I'm trying to find the focal length, position and orientation of a camera in world space.
Because I need this to be resolution-independent, I normalized my image coordinates to be in the range [-1, 1]
for x
, and a somewhat smaller range for y
(depending on aspect ratio). So (0, 0)
is the center of the image. I've already corrected for lens distortion (using k1
and k2
coefficients), so this does not enter the picture, except sometimes throwing x
or y
slightly out of the [-1, 1]
range.
As a given, I have a planar, fixed rectangle in world space of known dimensions (in millimeters). The four corners of the rectangle are guaranteed to be visible, and are manually marked in the image. For example:
std::vector<cv::Point3f> worldPoints = {
cv::Point3f(0, 0, 0),
cv::Point3f(2000, 0, 0),
cv::Point3f(0, 3000, 0),
cv::Point3f(2000, 3000, 0),
};
std::vector<cv::Point2f> imagePoints = {
cv::Point2f(-0.958707, -0.219624),
cv::Point2f(-1.22234, 0.577061),
cv::Point2f(0.0837469, -0.1783),
cv::Point2f(0.205473, 0.428184),
};
Effectively, the equation I think I'm trying to solve is (see the equivalent in the OpenCV documentation):
/ xi \ / fx 0 \ / tx \ / Xi \
s | yi | = | fy 0 | | Rxyz ty | | Yi |
\ 1 / \ 1 / \ tz / | Zi |
\ 1 /
where:
i
is1, 2, 3, 4
xi, yi
is the location of pointi
in the image (between -1 and 1)fx, fy
are the focal lengths of the camera in x and y directionRxyz
is the 3x3 rotation matrix of the camera (has only 3 degrees of freedom)tx, ty, tz
is the translation of the cameraXi, Yi, Zi
is the location of pointi
in world space (millimeters)
So I have 8 equations (4 points of 2 coordinates each), and I have 8 unknowns (fx, fy
, Rxyz
, tx, ty, tz
). Therefore, I conclude (barring pathological cases) that a unique solution must exist.

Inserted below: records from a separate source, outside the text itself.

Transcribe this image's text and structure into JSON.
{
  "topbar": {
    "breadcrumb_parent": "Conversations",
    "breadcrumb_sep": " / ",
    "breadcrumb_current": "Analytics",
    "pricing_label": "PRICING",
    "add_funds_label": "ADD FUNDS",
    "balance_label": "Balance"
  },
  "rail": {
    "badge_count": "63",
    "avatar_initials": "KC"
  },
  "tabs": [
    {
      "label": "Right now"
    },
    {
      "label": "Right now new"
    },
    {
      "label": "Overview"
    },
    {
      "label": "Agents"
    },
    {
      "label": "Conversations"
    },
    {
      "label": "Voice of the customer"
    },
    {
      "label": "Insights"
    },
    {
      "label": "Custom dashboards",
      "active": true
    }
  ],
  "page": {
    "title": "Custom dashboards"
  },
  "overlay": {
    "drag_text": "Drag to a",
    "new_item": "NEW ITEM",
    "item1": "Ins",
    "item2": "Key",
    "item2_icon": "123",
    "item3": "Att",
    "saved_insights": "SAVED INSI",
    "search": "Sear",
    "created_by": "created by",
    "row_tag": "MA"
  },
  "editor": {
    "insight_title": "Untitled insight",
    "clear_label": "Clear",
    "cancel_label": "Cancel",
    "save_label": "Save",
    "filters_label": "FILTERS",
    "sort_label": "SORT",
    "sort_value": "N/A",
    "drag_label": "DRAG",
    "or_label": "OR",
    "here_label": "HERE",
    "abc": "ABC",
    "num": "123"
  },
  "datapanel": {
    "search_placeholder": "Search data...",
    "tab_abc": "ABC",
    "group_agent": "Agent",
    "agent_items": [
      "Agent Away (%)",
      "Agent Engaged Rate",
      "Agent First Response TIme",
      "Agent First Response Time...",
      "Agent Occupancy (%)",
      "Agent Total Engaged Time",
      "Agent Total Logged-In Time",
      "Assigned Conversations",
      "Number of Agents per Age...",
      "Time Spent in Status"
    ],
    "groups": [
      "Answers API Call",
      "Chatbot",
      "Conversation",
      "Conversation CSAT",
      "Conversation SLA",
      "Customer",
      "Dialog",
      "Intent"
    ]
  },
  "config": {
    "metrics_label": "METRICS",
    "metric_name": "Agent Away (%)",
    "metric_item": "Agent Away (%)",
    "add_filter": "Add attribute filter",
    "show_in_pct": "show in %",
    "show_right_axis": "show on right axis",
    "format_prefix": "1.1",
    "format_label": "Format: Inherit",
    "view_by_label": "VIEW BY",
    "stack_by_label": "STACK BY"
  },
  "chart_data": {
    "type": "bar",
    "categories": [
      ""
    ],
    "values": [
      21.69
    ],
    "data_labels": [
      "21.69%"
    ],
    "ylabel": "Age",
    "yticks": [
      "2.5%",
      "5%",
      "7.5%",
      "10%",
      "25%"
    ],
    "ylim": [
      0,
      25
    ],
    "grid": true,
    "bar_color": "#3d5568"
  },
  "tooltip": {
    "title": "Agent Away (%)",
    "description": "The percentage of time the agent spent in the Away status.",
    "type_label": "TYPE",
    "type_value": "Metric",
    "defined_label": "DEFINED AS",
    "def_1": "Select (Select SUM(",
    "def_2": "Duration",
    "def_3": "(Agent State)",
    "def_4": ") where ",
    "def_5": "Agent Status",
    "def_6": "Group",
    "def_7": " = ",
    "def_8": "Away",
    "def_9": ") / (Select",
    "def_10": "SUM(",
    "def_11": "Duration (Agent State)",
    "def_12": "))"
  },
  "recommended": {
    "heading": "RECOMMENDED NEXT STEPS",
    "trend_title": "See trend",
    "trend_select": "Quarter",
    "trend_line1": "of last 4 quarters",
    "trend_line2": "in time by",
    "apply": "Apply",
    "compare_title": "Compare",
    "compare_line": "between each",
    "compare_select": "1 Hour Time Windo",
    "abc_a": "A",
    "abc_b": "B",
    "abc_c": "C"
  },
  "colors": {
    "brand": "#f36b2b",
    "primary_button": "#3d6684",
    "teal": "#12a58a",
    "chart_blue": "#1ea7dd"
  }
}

However, I can't seem to figure out how to compute this solution using OpenCV.
I have looked at the imgproc module:
getPerspectiveTransform
works, but gives me a 3x3 matrix only (from 2D points to 2D points). If I could somehow extract the needed parameters from this matrix, that would be great.
I have also looked at the calib3d module, which contains a few promising functions that do almost, but not quite, what I need:
initCameraMatrix2D
sounds almost perfect, but when I pass it my four points like this:cv::Mat cameraMatrix = cv::initCameraMatrix2D( std::vector<std::vector<cv::Point3f>>({worldPoints}), std::vector<std::vector<cv::Point2f>>({imagePoints}), cv::Size2f(2, 2), -1);
it returns me a camera matrix that has
fx, fy
set to-inf, inf
.calibrateCamera
seems to use a complicated solver to deal with overdetermined systems and outliers. I tried it anyway, but all I can get from it are assertion failures like this:OpenCV(3.4.1) Error: Assertion failed (0 <= i && i < (int)vv.size()) in getMat_, file /build/opencv/src/opencv-3.4.1/modules/core/src/matrix_wrap.cpp, line 79
Is there a way to entice OpenCV to do what I need? And if not, how could I do it by hand?